There are four entity types that may generate owner-employee compensation: C-corporations, S-corporations, partnerships (and LLCs taxed as partnerships), and sole proprietorships (Schedule Cs).  For all of these, an owner is limited to the lesser of 1) $15,385, 2) 8/52 times 2019 payroll or self-employment earnings, and 3) the amount paid during the 8-week covered period.  (So, if you’re a partner or sole proprietor, don’t forget to take a draw.  You can always put it back later.)

Non-cash compensation is not included for partners and sole proprietors.  It is included for corporate owners, but unlike regular employees, it is subject to the $15,385 limit.

And while not new, there is a rule that partnership self-employment income is reduced by 7.65% before applying the $15,385 limit.

Some More Good News

Well, you’ve stuck with us this long.  We think it’s time for some more good news.

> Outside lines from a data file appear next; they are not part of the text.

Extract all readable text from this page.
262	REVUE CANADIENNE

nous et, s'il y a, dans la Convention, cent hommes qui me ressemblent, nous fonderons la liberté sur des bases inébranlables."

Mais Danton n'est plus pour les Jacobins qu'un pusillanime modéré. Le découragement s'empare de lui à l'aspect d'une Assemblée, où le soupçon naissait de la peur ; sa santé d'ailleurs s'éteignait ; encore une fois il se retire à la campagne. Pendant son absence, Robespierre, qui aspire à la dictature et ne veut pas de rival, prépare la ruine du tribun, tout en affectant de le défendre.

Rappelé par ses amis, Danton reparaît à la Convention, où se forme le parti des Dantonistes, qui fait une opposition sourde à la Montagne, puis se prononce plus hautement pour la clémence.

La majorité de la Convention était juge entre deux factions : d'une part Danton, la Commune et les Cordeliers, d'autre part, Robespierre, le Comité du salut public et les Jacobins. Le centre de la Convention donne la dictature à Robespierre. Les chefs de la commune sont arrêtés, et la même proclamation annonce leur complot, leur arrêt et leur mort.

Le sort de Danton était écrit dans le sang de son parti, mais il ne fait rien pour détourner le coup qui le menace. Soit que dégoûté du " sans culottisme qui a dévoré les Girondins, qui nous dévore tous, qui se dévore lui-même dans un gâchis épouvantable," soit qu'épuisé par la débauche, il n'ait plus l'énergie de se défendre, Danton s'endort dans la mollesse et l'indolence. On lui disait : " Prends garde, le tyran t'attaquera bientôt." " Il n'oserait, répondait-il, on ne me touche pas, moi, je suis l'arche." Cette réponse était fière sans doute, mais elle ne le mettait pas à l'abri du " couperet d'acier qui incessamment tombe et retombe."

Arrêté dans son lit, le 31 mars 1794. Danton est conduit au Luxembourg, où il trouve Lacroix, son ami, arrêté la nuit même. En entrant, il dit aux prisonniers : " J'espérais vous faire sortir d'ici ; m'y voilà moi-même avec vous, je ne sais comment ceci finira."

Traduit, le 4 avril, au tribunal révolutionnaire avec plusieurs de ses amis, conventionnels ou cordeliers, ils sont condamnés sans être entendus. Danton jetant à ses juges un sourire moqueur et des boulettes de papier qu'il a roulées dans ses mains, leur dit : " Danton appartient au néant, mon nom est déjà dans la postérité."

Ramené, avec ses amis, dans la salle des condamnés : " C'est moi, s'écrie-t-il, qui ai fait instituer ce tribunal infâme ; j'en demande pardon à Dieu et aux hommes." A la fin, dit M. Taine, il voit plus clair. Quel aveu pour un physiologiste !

Way back in Interim Final Rule 3 that was published on 4/14/2020, Treasury decided that sole proprietors’ self-employment earnings would not increase forgivable nonpayroll costs.  In our last webinar, we showed how the loan forgiveness application does not limit nonpayroll costs in this manner for any owner compensation.  There is nothing in last Friday’s guidance that contradicts the forms and instructions.  So, $75 in forgivable owner-employee, partner, or sole proprietor compensation will increase the forgivable nonpayroll costs by $25.

We will keep you posted as soon as we get any more relevant guidance.